The Councilor for Digital Transformation and Sustainability, and for Housing of the municipality of Andorra la Vella, Marc Torrenthas warned that the expansion of the public housing stock, despite being necessary, will not be sufficient to solve the residential crisis that the country is experiencing. Torrent has defended that the construction of public flats must be combined with structural measures capable of affecting the real estate marketforeign investment and the escalation of rental prices. “500 public flats will not solve the housing crisis“, said the councilor, who contextualized this figure by recalling that only a Andorra la Vella has between 10,000 and 12,000 homes. “Even if we reached 600 public flats, we would still be talking about a very small percentage of the total park,” he added.
Torrent considers that the debate cannot be limited solely to the construction of new buildings. “If you really want to give an immediate response to the housing crisis, there are other mechanisms that the Government has at its disposal,” he said. Among these, he pointed to the need to act on real estate investment and incentives which, in his opinion, continue to feed the pressure on prices.
The councilor has questioned what Andorra continues to allow foreign investors to acquire two properties. “Why are foreign investors still allowed to buy two homes when most buy one?” he asked. As he has argued, some recent measures “have only served to increase purchase prices”, referring to the increase in the minimum real estate investment threshold, which has gone from 600,000 to 800,000 euros.
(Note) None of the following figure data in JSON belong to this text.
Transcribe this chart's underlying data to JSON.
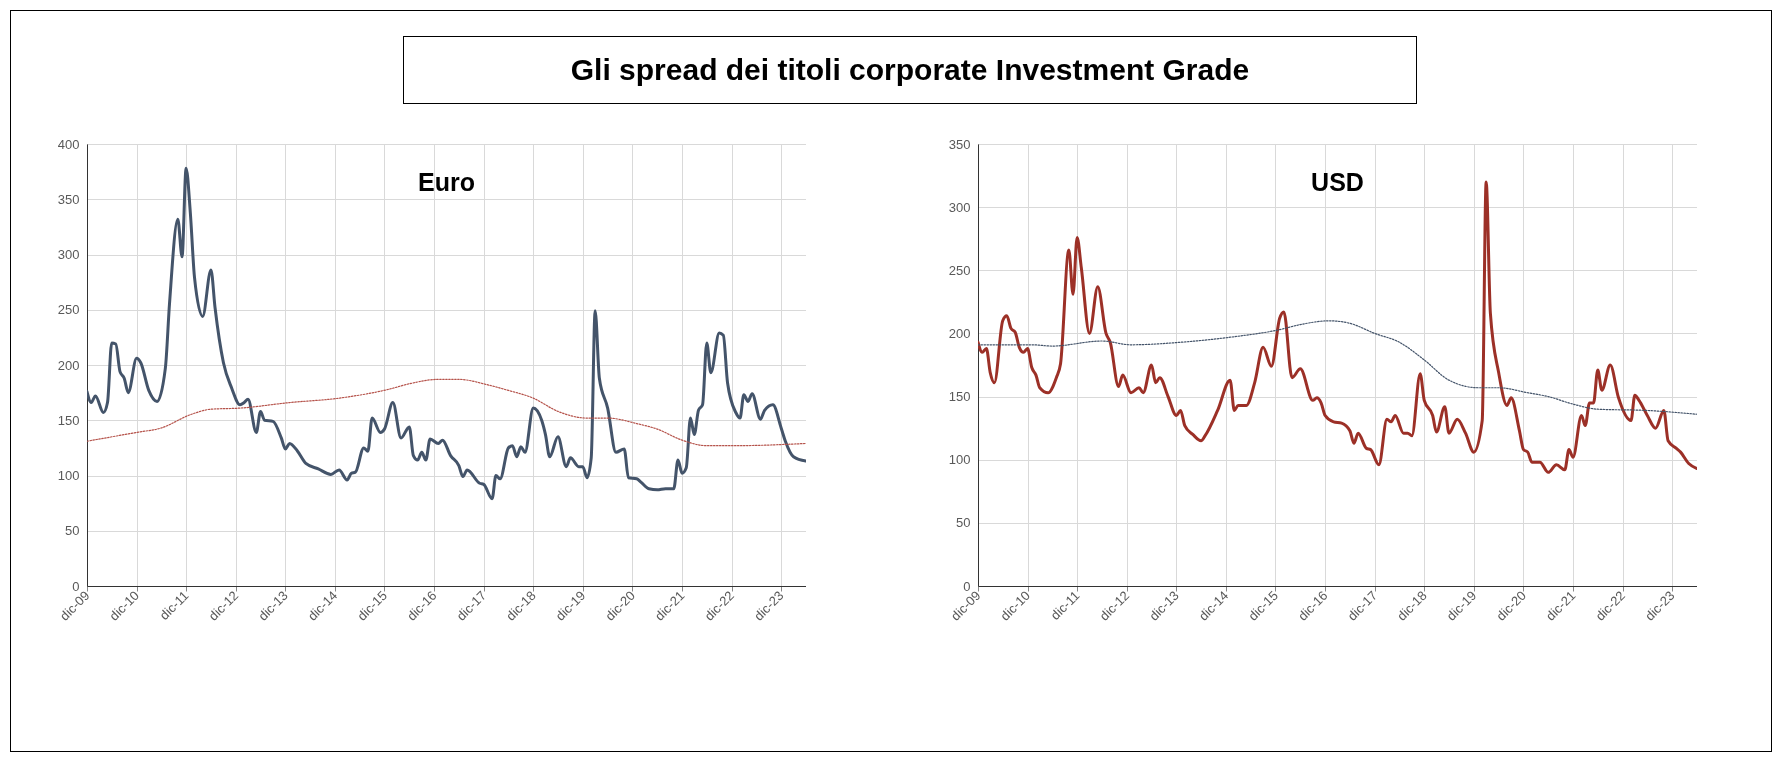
{
  "chart_data": [
    {
      "type": "line",
      "title": "Gli spread dei titoli corporate Investment Grade",
      "subtitle": "Euro",
      "grid": true,
      "xlim": [
        "2009-12",
        "2024-06"
      ],
      "xticks": [
        {
          "value": "2009-12",
          "label": "dic-09"
        },
        {
          "value": "2010-12",
          "label": "dic-10"
        },
        {
          "value": "2011-12",
          "label": "dic-11"
        },
        {
          "value": "2012-12",
          "label": "dic-12"
        },
        {
          "value": "2013-12",
          "label": "dic-13"
        },
        {
          "value": "2014-12",
          "label": "dic-14"
        },
        {
          "value": "2015-12",
          "label": "dic-15"
        },
        {
          "value": "2016-12",
          "label": "dic-16"
        },
        {
          "value": "2017-12",
          "label": "dic-17"
        },
        {
          "value": "2018-12",
          "label": "dic-18"
        },
        {
          "value": "2019-12",
          "label": "dic-19"
        },
        {
          "value": "2020-12",
          "label": "dic-20"
        },
        {
          "value": "2021-12",
          "label": "dic-21"
        },
        {
          "value": "2022-12",
          "label": "dic-22"
        },
        {
          "value": "2023-12",
          "label": "dic-23"
        }
      ],
      "ylim": [
        0,
        400
      ],
      "yticks": [
        0,
        50,
        100,
        150,
        200,
        250,
        300,
        350,
        400
      ],
      "series": [
        {
          "color": "#44546a",
          "line_style": "solid",
          "x": [
            "2009-12",
            "2010-01",
            "2010-02",
            "2010-04",
            "2010-05",
            "2010-06",
            "2010-07",
            "2010-08",
            "2010-09",
            "2010-10",
            "2010-12",
            "2011-01",
            "2011-03",
            "2011-05",
            "2011-07",
            "2011-08",
            "2011-10",
            "2011-11",
            "2011-12",
            "2012-01",
            "2012-02",
            "2012-04",
            "2012-06",
            "2012-07",
            "2012-09",
            "2012-11",
            "2013-01",
            "2013-02",
            "2013-03",
            "2013-05",
            "2013-06",
            "2013-07",
            "2013-09",
            "2013-11",
            "2013-12",
            "2014-01",
            "2014-03",
            "2014-05",
            "2014-08",
            "2014-11",
            "2015-01",
            "2015-03",
            "2015-04",
            "2015-05",
            "2015-07",
            "2015-08",
            "2015-09",
            "2015-11",
            "2015-12",
            "2016-02",
            "2016-04",
            "2016-06",
            "2016-07",
            "2016-08",
            "2016-09",
            "2016-10",
            "2016-11",
            "2017-01",
            "2017-02",
            "2017-04",
            "2017-06",
            "2017-07",
            "2017-08",
            "2017-11",
            "2017-12",
            "2018-02",
            "2018-03",
            "2018-04",
            "2018-06",
            "2018-07",
            "2018-08",
            "2018-09",
            "2018-10",
            "2018-12",
            "2019-02",
            "2019-03",
            "2019-04",
            "2019-06",
            "2019-08",
            "2019-09",
            "2019-11",
            "2019-12",
            "2020-01",
            "2020-02",
            "2020-03",
            "2020-04",
            "2020-06",
            "2020-08",
            "2020-10",
            "2020-11",
            "2021-01",
            "2021-02",
            "2021-04",
            "2021-06",
            "2021-08",
            "2021-10",
            "2021-11",
            "2021-12",
            "2022-01",
            "2022-02",
            "2022-03",
            "2022-04",
            "2022-05",
            "2022-06",
            "2022-07",
            "2022-09",
            "2022-10",
            "2022-11",
            "2023-01",
            "2023-02",
            "2023-03",
            "2023-04",
            "2023-05",
            "2023-07",
            "2023-08",
            "2023-10",
            "2023-12",
            "2024-01",
            "2024-03",
            "2024-06"
          ],
          "values": [
            176,
            166,
            172,
            157,
            166,
            220,
            219,
            194,
            188,
            175,
            206,
            202,
            177,
            167,
            197,
            256,
            332,
            298,
            378,
            338,
            279,
            244,
            286,
            252,
            202,
            179,
            164,
            166,
            169,
            139,
            158,
            150,
            149,
            134,
            124,
            129,
            122,
            111,
            106,
            101,
            105,
            96,
            102,
            103,
            125,
            122,
            152,
            139,
            142,
            166,
            134,
            144,
            118,
            114,
            121,
            114,
            133,
            129,
            132,
            118,
            109,
            99,
            105,
            93,
            92,
            79,
            100,
            97,
            125,
            127,
            117,
            126,
            121,
            161,
            150,
            137,
            117,
            135,
            108,
            116,
            108,
            108,
            98,
            116,
            249,
            188,
            161,
            121,
            124,
            98,
            97,
            94,
            88,
            87,
            88,
            88,
            114,
            102,
            107,
            152,
            137,
            159,
            164,
            220,
            193,
            229,
            227,
            184,
            157,
            152,
            173,
            167,
            174,
            151,
            159,
            164,
            143,
            131,
            117,
            113
          ]
        },
        {
          "color": "#b5524a",
          "line_style": "dotted",
          "x": [
            "2009-12",
            "2010-12",
            "2011-06",
            "2012-01",
            "2012-06",
            "2013-01",
            "2014-01",
            "2015-01",
            "2016-01",
            "2016-06",
            "2017-01",
            "2017-06",
            "2018-01",
            "2018-06",
            "2018-12",
            "2019-06",
            "2020-01",
            "2020-06",
            "2021-01",
            "2021-06",
            "2021-12",
            "2022-06",
            "2023-01",
            "2024-06"
          ],
          "values": [
            131,
            139,
            143,
            155,
            160,
            161,
            166,
            170,
            178,
            183,
            187,
            187,
            182,
            177,
            170,
            158,
            152,
            152,
            147,
            142,
            132,
            127,
            127,
            129
          ]
        }
      ]
    },
    {
      "type": "line",
      "subtitle": "USD",
      "grid": true,
      "xlim": [
        "2009-12",
        "2024-06"
      ],
      "xticks": [
        {
          "value": "2009-12",
          "label": "dic-09"
        },
        {
          "value": "2010-12",
          "label": "dic-10"
        },
        {
          "value": "2011-12",
          "label": "dic-11"
        },
        {
          "value": "2012-12",
          "label": "dic-12"
        },
        {
          "value": "2013-12",
          "label": "dic-13"
        },
        {
          "value": "2014-12",
          "label": "dic-14"
        },
        {
          "value": "2015-12",
          "label": "dic-15"
        },
        {
          "value": "2016-12",
          "label": "dic-16"
        },
        {
          "value": "2017-12",
          "label": "dic-17"
        },
        {
          "value": "2018-12",
          "label": "dic-18"
        },
        {
          "value": "2019-12",
          "label": "dic-19"
        },
        {
          "value": "2020-12",
          "label": "dic-20"
        },
        {
          "value": "2021-12",
          "label": "dic-21"
        },
        {
          "value": "2022-12",
          "label": "dic-22"
        },
        {
          "value": "2023-12",
          "label": "dic-23"
        }
      ],
      "ylim": [
        0,
        350
      ],
      "yticks": [
        0,
        50,
        100,
        150,
        200,
        250,
        300,
        350
      ],
      "series": [
        {
          "color": "#9c3027",
          "line_style": "solid",
          "x": [
            "2009-12",
            "2010-01",
            "2010-02",
            "2010-03",
            "2010-04",
            "2010-06",
            "2010-07",
            "2010-08",
            "2010-09",
            "2010-10",
            "2010-11",
            "2010-12",
            "2011-01",
            "2011-02",
            "2011-03",
            "2011-05",
            "2011-07",
            "2011-08",
            "2011-10",
            "2011-11",
            "2011-12",
            "2012-01",
            "2012-03",
            "2012-05",
            "2012-07",
            "2012-08",
            "2012-10",
            "2012-11",
            "2013-01",
            "2013-03",
            "2013-04",
            "2013-06",
            "2013-07",
            "2013-08",
            "2013-10",
            "2013-12",
            "2014-01",
            "2014-02",
            "2014-04",
            "2014-06",
            "2014-07",
            "2014-10",
            "2015-01",
            "2015-02",
            "2015-03",
            "2015-05",
            "2015-07",
            "2015-09",
            "2015-11",
            "2016-01",
            "2016-02",
            "2016-04",
            "2016-06",
            "2016-09",
            "2016-10",
            "2016-11",
            "2016-12",
            "2017-02",
            "2017-04",
            "2017-06",
            "2017-07",
            "2017-08",
            "2017-10",
            "2017-11",
            "2018-01",
            "2018-03",
            "2018-04",
            "2018-05",
            "2018-07",
            "2018-08",
            "2018-09",
            "2018-11",
            "2018-12",
            "2019-02",
            "2019-03",
            "2019-05",
            "2019-06",
            "2019-08",
            "2019-10",
            "2019-12",
            "2020-02",
            "2020-03",
            "2020-04",
            "2020-06",
            "2020-08",
            "2020-09",
            "2020-11",
            "2020-12",
            "2021-01",
            "2021-02",
            "2021-04",
            "2021-06",
            "2021-08",
            "2021-10",
            "2021-11",
            "2021-12",
            "2022-02",
            "2022-03",
            "2022-04",
            "2022-05",
            "2022-06",
            "2022-07",
            "2022-09",
            "2022-11",
            "2023-02",
            "2023-03",
            "2023-04",
            "2023-06",
            "2023-08",
            "2023-10",
            "2023-11",
            "2024-01",
            "2024-02",
            "2024-04",
            "2024-06"
          ],
          "values": [
            193,
            185,
            188,
            169,
            161,
            210,
            214,
            204,
            201,
            189,
            185,
            188,
            173,
            167,
            157,
            153,
            165,
            176,
            266,
            231,
            276,
            252,
            200,
            237,
            200,
            193,
            158,
            167,
            153,
            157,
            153,
            175,
            161,
            165,
            150,
            135,
            139,
            127,
            120,
            115,
            119,
            139,
            163,
            139,
            143,
            143,
            161,
            189,
            174,
            212,
            217,
            165,
            172,
            147,
            149,
            145,
            135,
            130,
            129,
            123,
            113,
            121,
            109,
            108,
            96,
            132,
            130,
            135,
            121,
            121,
            119,
            168,
            147,
            135,
            122,
            142,
            121,
            132,
            121,
            106,
            131,
            320,
            216,
            169,
            143,
            149,
            123,
            108,
            106,
            98,
            98,
            90,
            96,
            92,
            108,
            102,
            135,
            127,
            145,
            145,
            171,
            155,
            175,
            149,
            131,
            151,
            147,
            135,
            125,
            139,
            115,
            109,
            106,
            97,
            93
          ]
        },
        {
          "color": "#44546a",
          "line_style": "dotted",
          "x": [
            "2009-12",
            "2011-01",
            "2011-06",
            "2012-06",
            "2013-01",
            "2014-01",
            "2015-01",
            "2016-01",
            "2016-06",
            "2017-01",
            "2017-06",
            "2017-12",
            "2018-06",
            "2018-12",
            "2019-06",
            "2020-01",
            "2020-06",
            "2021-01",
            "2021-06",
            "2021-12",
            "2022-06",
            "2023-06",
            "2024-06"
          ],
          "values": [
            191,
            191,
            190,
            194,
            191,
            193,
            197,
            203,
            207,
            210,
            208,
            200,
            193,
            179,
            163,
            157,
            157,
            153,
            150,
            144,
            140,
            139,
            136
          ]
        }
      ]
    }
  ]
}
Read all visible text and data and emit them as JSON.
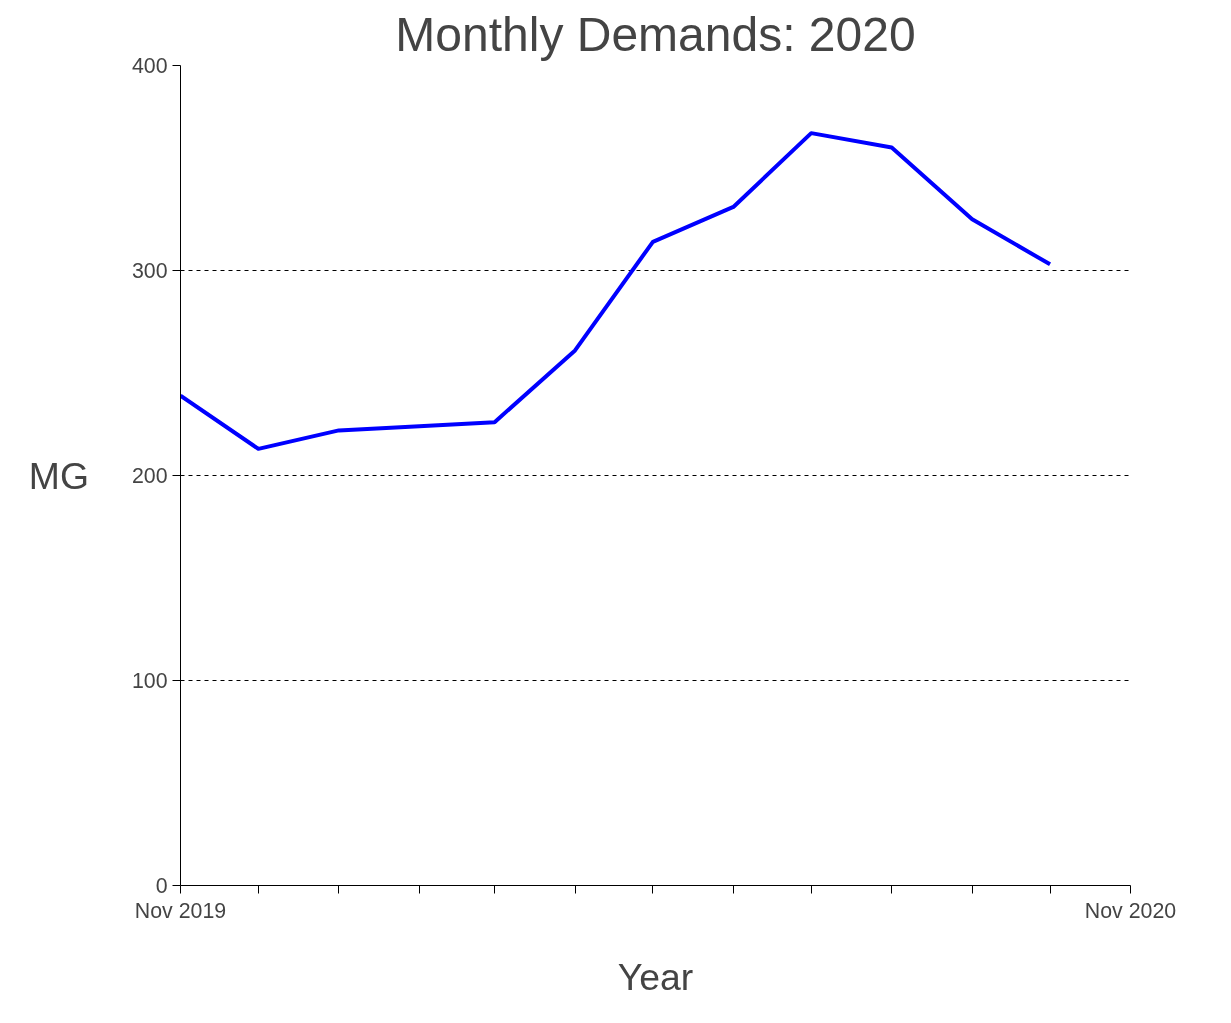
{
  "chart_data": {
    "type": "line",
    "title": "Monthly Demands: 2020",
    "xlabel": "Year",
    "ylabel": "MG",
    "x": [
      "2019-11",
      "2019-12",
      "2020-01",
      "2020-02",
      "2020-03",
      "2020-04",
      "2020-05",
      "2020-06",
      "2020-07",
      "2020-08",
      "2020-09",
      "2020-10"
    ],
    "series": [
      {
        "color": "#0000ff",
        "values": [
          239,
          213,
          222,
          224,
          226,
          261,
          314,
          331,
          367,
          360,
          325,
          303
        ]
      }
    ],
    "xlim": [
      "2019-11",
      "2020-11"
    ],
    "xticks": [
      {
        "value": "2019-11",
        "label": "Nov 2019"
      },
      {
        "value": "2019-12",
        "label": null
      },
      {
        "value": "2020-01",
        "label": null
      },
      {
        "value": "2020-02",
        "label": null
      },
      {
        "value": "2020-03",
        "label": null
      },
      {
        "value": "2020-04",
        "label": null
      },
      {
        "value": "2020-05",
        "label": null
      },
      {
        "value": "2020-06",
        "label": null
      },
      {
        "value": "2020-07",
        "label": null
      },
      {
        "value": "2020-08",
        "label": null
      },
      {
        "value": "2020-09",
        "label": null
      },
      {
        "value": "2020-10",
        "label": null
      },
      {
        "value": "2020-11",
        "label": "Nov 2020"
      }
    ],
    "ylim": [
      0,
      400
    ],
    "yticks": [
      0,
      100,
      200,
      300,
      400
    ],
    "grid": "y",
    "marker": "none",
    "line_style": "solid"
  }
}
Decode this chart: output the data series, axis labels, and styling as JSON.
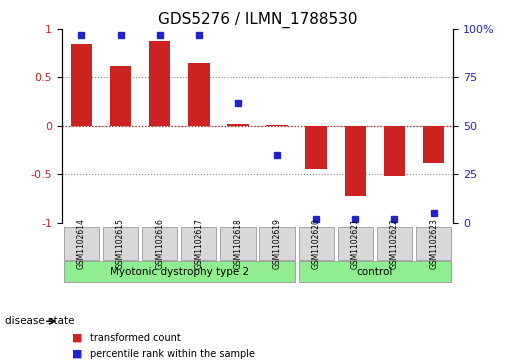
{
  "title": "GDS5276 / ILMN_1788530",
  "samples": [
    "GSM1102614",
    "GSM1102615",
    "GSM1102616",
    "GSM1102617",
    "GSM1102618",
    "GSM1102619",
    "GSM1102620",
    "GSM1102621",
    "GSM1102622",
    "GSM1102623"
  ],
  "red_bars": [
    0.85,
    0.62,
    0.88,
    0.65,
    0.02,
    0.01,
    -0.45,
    -0.72,
    -0.52,
    -0.38
  ],
  "blue_squares_pct": [
    97,
    97,
    97,
    97,
    62,
    35,
    2,
    2,
    2,
    5
  ],
  "groups": [
    {
      "label": "Myotonic dystrophy type 2",
      "start": 0,
      "end": 6,
      "color": "#90EE90"
    },
    {
      "label": "control",
      "start": 6,
      "end": 10,
      "color": "#90EE90"
    }
  ],
  "ylim_left": [
    -1,
    1
  ],
  "ylim_right": [
    0,
    100
  ],
  "bar_color": "#CC2222",
  "square_color": "#2222CC",
  "yticks_left": [
    -1,
    -0.5,
    0,
    0.5,
    1
  ],
  "ytick_labels_left": [
    "-1",
    "-0.5",
    "0",
    "0.5",
    "1"
  ],
  "yticks_right": [
    0,
    25,
    50,
    75,
    100
  ],
  "ytick_labels_right": [
    "0",
    "25",
    "50",
    "75",
    "100%"
  ],
  "legend_red": "transformed count",
  "legend_blue": "percentile rank within the sample",
  "disease_state_label": "disease state",
  "bg_color_axis": "#f0f0f0",
  "grid_color": "#888888",
  "title_fontsize": 11,
  "tick_fontsize": 8,
  "label_fontsize": 9
}
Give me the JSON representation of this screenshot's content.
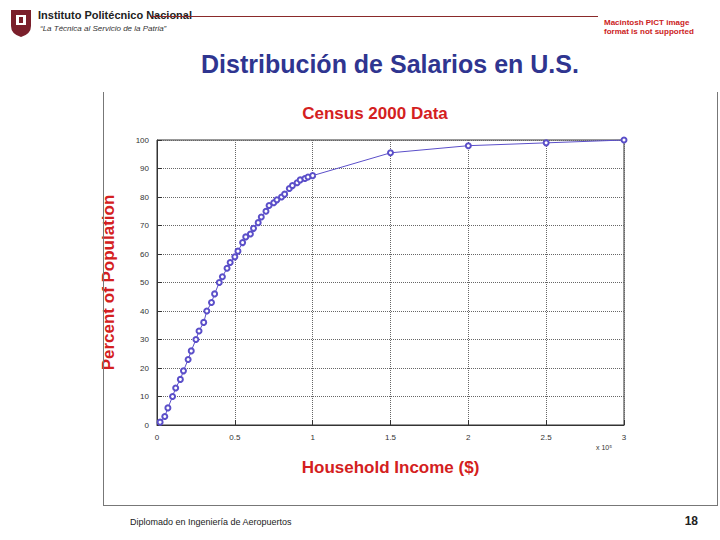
{
  "slide": {
    "institution": "Instituto Politécnico Nacional",
    "motto": "“La Técnica al Servicio de la Patria”",
    "notice": "Macintosh PICT image format is not supported",
    "heading": "Distribución de Salarios en U.S.",
    "footer": "Diplomado en Ingeniería de Aeropuertos",
    "page_number": 18
  },
  "chart_data": {
    "type": "line",
    "title": "Census 2000 Data",
    "x_label": "Household Income ($)",
    "y_label": "Percent of Population",
    "annotations": [
      "x 10⁵"
    ],
    "x": [
      0.02,
      0.05,
      0.07,
      0.1,
      0.12,
      0.15,
      0.17,
      0.2,
      0.22,
      0.25,
      0.27,
      0.3,
      0.32,
      0.35,
      0.37,
      0.4,
      0.42,
      0.45,
      0.47,
      0.5,
      0.52,
      0.55,
      0.57,
      0.6,
      0.62,
      0.65,
      0.67,
      0.7,
      0.72,
      0.75,
      0.77,
      0.8,
      0.82,
      0.85,
      0.87,
      0.9,
      0.92,
      0.95,
      0.97,
      1.0,
      1.5,
      2.0,
      2.5,
      3.0
    ],
    "values": [
      1,
      3,
      6,
      10,
      13,
      16,
      19,
      23,
      26,
      30,
      33,
      36,
      40,
      43,
      46,
      50,
      52,
      55,
      57,
      59,
      61,
      64,
      66,
      67,
      69,
      71,
      73,
      75,
      77,
      78,
      79,
      80,
      81,
      83,
      84,
      85,
      86,
      86.5,
      87,
      87.5,
      95.5,
      98,
      99,
      100
    ],
    "color": "#5b4fc9",
    "marker": "circle",
    "xlim": [
      0,
      3
    ],
    "xticks": [
      0,
      0.5,
      1,
      1.5,
      2,
      2.5,
      3
    ],
    "ylim": [
      0,
      100
    ],
    "yticks": [
      0,
      10,
      20,
      30,
      40,
      50,
      60,
      70,
      80,
      90,
      100
    ],
    "grid": true
  }
}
“It’s not an immediate answer”
Torrent he has also put on the table the tempos of the public housing policieswarning that the construction of new buildings requires years and cannot give one quick solution to a problem that affects thousands of people. As an example, he recalled that the project of New board it was promoted a few years ago and no one lives there yet. “Many times people talk about building a building with 50 homes as if that would solve the problem, but the crisis doesn’t affect 50 people; it affects a large part of society,” he remarked. In this regard, he recalled that about 80% of the country’s rental contracts remain frozena situation that, as he has said, evidences the magnitude of the problem and existing vulnerability to future deregulation of the market.
The councilor has particularly warned of the impact that the gradual unfreezing of rental contracts can have expected in the coming years. “We know that the situation will not improve either this year or the next, and that many families will be even more stressed when the contracts end,” he warned.
The communal strategy: diversify and build for the long term
Torrent has vindicated the housing policy promoted by the municipality of Andorra la Vella during the mandatebased, he explained, on “diversify to the maximum” the projects and also mobilize private capital for increase the affordable offer. In this framework, the model of public-private collaboration proposed in Old Earthas well as communal participation in the Cedar floors or the future rehabilitation of Jaume Iwhich must allow enable 18 homes for the elderly. “If you are not able to mobilize private money, you will not solve the crisis”, defended Torrent, who considers that Andorra is decades behind other European countries in terms of public housing.
The councilor has given as an example Viennacity that has built for decades a large public residential park. “Vienna has been building affordable housing for a hundred years. We won’t get it tomorrow or next year,” he said. Therefore, he has defended that the aim of the administrations must also be to think in the long term and consolidate a stable public park. “Our responsibility is that in 40 or 50 years the community has the tools and assets to continue responding to future housing crises,” he concluded.